16 PROVOKATÖR YAKALANDI
Bu arada İstanbul Terörle Mücadele ekipleri, Kobani'yi bahanesiyle, İstanbul sokaklarını ateşe veren Yurtsever Devrimci Gençlik Hareketi (YDGH) üyesi eylemcileri takibe aldı. İstanbul'da 5 ilçede düzenlenen operasyonda, biri kadın 16 eylemci gözaltına alındı. Eylemcilerin evlerindeki aramada 3 ruhsatsız silah ele geçirildi. Gözaltına alınan bir kadının eylemleri organize ettiği belirlendi.
GÖZLERİNDEN TANIYABİLDİM
HDP Eş Genel Başkanı Selahattin Demirtaş, Diyarbakır Belediye Başkanı Gülten Kışanak, Pervin Buldan ile Zübeyde Zümrüt hakkında suç duyurusundan bulunan mağdurlar da yaşadıkları vahşeti polis ifadelerinde anlattı. İki kurşun ve 17 bıçak darbesiyle kurtulan Yusuf Er'in (18) babası Şahabettin Er, olay günü kurban eti dağıtmaya çıkan oğlunu merak edip saat 17:30 sularında aradığını ve mahsur kaldığını öğrendiklerini belirterek, "Bir süre sonra kardeşim aradı ve Yusuf'u hastaneye götürdüğünü söyledi. Hastanenin acil girişinde bekleyen ambulansın içinde iki yaralı vardı. Kanlar içindeki oğlumu ancak gözlerinden tanıyabildim" dedi.

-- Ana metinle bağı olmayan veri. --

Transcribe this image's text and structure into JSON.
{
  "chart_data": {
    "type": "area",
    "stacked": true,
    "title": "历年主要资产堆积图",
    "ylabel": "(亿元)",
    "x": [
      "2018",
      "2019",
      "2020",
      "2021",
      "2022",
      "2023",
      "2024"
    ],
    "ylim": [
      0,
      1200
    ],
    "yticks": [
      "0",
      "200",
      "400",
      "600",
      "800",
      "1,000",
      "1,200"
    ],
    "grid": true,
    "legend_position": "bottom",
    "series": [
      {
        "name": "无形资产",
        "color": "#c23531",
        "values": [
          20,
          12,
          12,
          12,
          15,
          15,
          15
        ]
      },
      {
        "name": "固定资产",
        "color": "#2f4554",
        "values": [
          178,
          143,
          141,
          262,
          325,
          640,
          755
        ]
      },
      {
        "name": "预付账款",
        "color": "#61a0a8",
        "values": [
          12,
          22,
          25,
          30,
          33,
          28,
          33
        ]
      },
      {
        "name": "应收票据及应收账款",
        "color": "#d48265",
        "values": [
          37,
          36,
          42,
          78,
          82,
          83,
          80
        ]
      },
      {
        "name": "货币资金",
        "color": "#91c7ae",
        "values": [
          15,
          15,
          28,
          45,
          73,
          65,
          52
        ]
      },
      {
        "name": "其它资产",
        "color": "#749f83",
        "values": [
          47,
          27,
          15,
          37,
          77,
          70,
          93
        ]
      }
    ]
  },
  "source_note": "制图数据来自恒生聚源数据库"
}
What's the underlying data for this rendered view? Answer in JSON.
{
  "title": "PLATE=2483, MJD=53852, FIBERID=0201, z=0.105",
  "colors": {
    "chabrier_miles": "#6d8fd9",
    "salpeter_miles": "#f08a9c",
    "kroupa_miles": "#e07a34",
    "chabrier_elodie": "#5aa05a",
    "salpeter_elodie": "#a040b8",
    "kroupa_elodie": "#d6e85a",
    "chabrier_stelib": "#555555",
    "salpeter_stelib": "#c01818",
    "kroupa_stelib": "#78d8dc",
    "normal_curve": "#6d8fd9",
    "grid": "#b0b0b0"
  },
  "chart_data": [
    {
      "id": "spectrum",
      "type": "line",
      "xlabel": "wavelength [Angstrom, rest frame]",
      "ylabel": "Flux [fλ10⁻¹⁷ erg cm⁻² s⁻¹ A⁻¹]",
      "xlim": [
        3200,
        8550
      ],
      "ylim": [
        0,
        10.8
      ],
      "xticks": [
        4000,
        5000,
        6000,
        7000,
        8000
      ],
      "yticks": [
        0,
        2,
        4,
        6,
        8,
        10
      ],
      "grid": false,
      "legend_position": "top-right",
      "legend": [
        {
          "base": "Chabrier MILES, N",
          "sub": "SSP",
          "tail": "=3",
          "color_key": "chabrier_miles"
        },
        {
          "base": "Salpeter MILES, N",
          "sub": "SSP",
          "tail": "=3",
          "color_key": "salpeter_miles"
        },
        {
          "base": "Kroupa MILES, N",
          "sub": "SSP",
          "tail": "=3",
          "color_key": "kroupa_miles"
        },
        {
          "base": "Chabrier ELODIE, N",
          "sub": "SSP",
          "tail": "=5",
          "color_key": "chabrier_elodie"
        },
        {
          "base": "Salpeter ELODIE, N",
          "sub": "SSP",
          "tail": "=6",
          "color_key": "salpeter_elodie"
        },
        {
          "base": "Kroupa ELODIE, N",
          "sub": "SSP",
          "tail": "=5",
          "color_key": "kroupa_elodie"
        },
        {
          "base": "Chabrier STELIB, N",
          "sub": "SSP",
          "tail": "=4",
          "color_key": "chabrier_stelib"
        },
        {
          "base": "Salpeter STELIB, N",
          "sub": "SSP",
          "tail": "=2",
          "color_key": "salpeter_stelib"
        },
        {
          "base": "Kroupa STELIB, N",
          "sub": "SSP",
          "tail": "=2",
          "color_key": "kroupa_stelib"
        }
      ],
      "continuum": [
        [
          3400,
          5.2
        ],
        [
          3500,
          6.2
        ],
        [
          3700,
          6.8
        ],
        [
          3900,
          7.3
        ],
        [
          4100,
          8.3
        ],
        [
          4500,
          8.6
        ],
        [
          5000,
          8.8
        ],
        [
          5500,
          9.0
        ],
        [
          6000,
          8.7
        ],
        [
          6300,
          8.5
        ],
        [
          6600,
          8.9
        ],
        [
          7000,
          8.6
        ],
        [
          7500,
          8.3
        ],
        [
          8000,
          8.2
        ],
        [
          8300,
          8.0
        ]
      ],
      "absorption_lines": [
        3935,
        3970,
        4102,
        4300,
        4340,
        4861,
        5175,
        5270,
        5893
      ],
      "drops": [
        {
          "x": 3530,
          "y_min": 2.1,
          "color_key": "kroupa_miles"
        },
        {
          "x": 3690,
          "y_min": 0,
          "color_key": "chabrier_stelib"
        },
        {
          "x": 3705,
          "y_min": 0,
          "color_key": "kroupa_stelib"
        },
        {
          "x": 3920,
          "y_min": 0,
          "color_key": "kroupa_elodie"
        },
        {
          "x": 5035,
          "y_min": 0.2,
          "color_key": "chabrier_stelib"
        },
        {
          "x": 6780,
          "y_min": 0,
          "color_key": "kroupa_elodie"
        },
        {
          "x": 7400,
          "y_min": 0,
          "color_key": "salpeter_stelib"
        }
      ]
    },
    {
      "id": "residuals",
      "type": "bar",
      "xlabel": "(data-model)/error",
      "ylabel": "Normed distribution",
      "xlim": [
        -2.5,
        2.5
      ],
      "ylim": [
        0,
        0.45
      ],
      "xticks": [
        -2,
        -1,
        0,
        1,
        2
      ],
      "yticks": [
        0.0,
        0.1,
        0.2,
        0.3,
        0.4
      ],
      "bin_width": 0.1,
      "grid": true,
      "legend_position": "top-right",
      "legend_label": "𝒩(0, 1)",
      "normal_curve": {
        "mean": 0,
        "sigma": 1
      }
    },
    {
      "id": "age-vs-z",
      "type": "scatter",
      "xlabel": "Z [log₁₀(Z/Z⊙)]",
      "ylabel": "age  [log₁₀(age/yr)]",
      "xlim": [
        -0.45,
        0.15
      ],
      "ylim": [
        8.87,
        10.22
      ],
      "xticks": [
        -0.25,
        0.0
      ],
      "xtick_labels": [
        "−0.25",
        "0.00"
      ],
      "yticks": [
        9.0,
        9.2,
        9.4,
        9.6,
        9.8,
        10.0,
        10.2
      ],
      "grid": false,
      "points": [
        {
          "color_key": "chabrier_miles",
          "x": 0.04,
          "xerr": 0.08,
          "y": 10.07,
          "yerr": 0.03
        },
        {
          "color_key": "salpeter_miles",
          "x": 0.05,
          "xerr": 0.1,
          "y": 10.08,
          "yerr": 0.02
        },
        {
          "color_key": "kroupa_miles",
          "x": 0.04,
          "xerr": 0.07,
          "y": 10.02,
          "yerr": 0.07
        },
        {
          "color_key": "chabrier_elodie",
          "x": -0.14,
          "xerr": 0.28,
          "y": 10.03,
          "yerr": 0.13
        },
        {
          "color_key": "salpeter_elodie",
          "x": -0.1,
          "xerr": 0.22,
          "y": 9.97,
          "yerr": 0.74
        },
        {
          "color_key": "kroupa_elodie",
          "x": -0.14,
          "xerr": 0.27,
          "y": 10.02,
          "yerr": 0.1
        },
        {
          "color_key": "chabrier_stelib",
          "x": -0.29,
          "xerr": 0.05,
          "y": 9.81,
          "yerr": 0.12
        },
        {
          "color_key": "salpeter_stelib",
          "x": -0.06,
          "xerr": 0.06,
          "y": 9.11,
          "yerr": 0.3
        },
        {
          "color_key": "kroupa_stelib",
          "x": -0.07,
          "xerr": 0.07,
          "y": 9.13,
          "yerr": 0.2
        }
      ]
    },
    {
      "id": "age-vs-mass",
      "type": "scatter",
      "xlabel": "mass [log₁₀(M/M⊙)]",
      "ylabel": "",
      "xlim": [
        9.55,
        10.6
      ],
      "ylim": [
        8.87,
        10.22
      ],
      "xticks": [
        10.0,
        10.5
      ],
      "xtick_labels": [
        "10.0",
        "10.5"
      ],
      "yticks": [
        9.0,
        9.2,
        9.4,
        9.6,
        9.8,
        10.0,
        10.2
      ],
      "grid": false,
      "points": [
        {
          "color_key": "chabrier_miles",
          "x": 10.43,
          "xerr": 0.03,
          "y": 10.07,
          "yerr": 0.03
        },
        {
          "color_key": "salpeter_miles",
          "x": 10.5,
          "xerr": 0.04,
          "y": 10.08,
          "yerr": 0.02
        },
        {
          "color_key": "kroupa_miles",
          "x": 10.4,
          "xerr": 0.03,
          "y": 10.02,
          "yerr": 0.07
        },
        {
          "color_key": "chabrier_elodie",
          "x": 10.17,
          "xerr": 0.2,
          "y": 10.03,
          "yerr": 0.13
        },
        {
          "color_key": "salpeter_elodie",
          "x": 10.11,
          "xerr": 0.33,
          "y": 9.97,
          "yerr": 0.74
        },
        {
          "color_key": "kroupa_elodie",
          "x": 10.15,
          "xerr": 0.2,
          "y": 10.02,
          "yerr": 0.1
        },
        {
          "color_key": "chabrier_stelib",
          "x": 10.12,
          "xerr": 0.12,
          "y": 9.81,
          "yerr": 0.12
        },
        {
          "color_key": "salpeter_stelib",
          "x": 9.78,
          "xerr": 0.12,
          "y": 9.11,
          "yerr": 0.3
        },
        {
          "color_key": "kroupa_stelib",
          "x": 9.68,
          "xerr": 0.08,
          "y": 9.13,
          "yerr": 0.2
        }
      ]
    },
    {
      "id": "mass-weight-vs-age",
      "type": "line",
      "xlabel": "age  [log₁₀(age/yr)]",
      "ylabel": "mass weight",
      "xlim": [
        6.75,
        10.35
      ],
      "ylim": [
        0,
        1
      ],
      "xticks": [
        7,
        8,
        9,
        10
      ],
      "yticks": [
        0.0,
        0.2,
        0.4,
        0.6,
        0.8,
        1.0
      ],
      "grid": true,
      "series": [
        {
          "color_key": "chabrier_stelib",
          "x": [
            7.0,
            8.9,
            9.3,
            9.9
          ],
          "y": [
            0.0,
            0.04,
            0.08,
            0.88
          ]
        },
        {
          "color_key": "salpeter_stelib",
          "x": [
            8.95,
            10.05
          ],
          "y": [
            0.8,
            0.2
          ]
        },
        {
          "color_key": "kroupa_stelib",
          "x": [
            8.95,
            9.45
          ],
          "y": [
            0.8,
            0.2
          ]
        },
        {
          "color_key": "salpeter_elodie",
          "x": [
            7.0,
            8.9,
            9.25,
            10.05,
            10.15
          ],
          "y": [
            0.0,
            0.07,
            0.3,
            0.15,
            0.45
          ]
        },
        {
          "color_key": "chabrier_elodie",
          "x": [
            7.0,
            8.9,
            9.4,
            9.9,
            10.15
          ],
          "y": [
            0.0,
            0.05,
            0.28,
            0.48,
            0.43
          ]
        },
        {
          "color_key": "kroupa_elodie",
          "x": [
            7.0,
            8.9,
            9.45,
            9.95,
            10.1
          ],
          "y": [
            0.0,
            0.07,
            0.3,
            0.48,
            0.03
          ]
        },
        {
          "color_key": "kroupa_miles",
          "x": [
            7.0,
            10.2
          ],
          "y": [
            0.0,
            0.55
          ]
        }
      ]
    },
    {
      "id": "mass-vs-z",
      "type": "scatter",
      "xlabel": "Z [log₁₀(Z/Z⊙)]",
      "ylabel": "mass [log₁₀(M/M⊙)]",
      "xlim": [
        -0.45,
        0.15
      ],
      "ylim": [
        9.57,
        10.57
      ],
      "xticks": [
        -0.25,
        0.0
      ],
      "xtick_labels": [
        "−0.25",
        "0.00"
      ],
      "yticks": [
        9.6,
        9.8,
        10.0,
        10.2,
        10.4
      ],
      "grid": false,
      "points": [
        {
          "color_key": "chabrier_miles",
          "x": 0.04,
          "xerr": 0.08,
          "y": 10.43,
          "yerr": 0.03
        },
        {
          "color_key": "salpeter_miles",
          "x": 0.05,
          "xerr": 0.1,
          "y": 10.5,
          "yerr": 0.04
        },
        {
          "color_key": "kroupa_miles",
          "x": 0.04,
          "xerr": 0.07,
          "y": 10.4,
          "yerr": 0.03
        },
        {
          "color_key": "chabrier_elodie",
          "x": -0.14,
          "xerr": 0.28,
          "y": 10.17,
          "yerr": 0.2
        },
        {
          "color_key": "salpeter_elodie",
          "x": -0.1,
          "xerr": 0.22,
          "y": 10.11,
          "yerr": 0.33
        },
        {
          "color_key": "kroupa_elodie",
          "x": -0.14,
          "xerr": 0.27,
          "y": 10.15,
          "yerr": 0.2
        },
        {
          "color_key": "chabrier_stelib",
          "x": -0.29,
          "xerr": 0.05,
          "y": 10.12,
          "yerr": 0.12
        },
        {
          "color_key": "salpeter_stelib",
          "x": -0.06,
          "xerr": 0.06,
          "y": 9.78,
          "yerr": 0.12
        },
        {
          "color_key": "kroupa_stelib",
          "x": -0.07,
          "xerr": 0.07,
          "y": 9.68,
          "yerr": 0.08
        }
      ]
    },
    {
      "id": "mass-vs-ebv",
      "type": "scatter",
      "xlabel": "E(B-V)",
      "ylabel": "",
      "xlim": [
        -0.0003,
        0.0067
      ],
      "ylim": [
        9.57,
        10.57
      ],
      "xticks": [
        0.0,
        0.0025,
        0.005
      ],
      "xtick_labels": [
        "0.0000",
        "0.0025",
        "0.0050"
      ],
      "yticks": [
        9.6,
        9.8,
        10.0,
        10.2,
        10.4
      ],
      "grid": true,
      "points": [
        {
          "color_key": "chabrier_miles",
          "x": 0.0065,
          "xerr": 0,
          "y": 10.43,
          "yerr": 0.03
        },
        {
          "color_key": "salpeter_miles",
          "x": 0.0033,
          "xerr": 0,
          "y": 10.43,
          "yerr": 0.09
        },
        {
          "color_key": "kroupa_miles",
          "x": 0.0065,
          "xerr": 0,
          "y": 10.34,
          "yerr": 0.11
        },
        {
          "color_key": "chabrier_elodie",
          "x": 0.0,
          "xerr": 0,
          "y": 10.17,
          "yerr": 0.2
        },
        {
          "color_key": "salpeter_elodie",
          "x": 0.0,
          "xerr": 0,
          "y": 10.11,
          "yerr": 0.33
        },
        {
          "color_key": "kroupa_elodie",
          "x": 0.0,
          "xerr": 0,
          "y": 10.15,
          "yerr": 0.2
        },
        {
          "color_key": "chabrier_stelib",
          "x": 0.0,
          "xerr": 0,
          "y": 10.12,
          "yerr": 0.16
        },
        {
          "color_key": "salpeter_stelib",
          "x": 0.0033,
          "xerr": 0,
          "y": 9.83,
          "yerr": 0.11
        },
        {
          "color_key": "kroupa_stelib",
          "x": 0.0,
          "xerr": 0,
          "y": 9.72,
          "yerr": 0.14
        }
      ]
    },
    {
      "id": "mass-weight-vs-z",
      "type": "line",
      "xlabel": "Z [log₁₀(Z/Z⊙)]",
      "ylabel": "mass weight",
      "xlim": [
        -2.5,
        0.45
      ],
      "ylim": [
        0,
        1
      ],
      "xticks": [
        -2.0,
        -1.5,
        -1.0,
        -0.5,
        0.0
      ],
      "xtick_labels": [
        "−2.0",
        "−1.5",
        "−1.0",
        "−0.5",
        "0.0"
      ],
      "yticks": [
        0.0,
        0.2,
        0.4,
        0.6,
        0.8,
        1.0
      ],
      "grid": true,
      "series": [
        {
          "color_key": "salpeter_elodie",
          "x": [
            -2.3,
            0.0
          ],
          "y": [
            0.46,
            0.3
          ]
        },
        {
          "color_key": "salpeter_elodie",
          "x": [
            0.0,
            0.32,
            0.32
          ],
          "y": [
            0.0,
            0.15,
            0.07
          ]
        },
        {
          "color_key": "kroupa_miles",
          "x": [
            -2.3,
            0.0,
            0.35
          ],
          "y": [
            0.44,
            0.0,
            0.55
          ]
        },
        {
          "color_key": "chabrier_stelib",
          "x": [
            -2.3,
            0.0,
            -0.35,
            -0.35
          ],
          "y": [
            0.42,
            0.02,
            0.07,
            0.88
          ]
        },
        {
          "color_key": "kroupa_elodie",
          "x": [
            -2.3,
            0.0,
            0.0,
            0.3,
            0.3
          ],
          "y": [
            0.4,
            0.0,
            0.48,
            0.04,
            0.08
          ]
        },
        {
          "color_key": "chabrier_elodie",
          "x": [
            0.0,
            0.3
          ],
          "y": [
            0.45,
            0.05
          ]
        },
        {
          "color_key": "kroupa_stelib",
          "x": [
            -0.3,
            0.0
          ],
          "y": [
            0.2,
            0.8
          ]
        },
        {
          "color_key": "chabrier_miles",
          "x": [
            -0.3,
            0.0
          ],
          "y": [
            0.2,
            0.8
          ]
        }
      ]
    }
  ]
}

BAHÇEDE KURBAN KESENİ VURDULAR
OLAY günü akrabalarıyla evinin bahçesinde kurban kestiklerini ve sohbet ettiklerini anlatan Veysi Ergin ise, "Evime taşlarla saldırılar oldu. Ne olduğunu anlamak için dışarı çıktım. Taş atanların arasında ellerinde uzun namlulu silahlar, pompalı tüfekler ve havai fişekler vardı. Attıkları taşları geri atarak uzaklaştırmaya çalıştım. Silahlı saldıranlardan biri bana ateş etti. Başım ve sırtımdan yaralandım. Saldırılar gece geç saatlere kadar devam etti. Yaralı bir şekilde ertesi güne kadar beklemek zorunda kaldım. Sabah Dicle Üniversitesi Hastanesine gittim. Sırtımdan 10 adet saçma çıkardılar halen vücudumun değişik yerlerinde çıkarılmayan saçmalar var" şeklinde ifade verdi.
HASTANEDE KURŞUNLANDI
Şanlıurfa Havalimanı'nda şoförlük yapan ve bayram izni için geldiği Diyarbakır'da özel Sultan Hastanesi'nin karşısındaki binadan ateş edilerek öldürülen Cumali Güneş'le ilgili savcılığın yürüttüğü soruşturmada da şok bilgiler ortaya çıktı. Emniyette bilgisine başvurulan Cumali Güneş'in ağabeyi Ali Yaşar Güneş, kardeşinin hiçbir siyasi parti veya derneğe üye olmadığını belirtti. Güneş, "Kardeşim olay günü akşam Şanlıurfa'ya görevine dönecekti. Öncesinde de alış veriş yapmak için dışarı çıkmıştı. Eve dönerken yolda patlama sesleri geldiği için hastana bahçesine sığındı. Orada bir kurşunla vuruldu. İlk müdahalesi bahçesinde vurulduğu hastanede yapıldı. Sonra Dicle Üniversitesi'ne kaldırıldı" dedi.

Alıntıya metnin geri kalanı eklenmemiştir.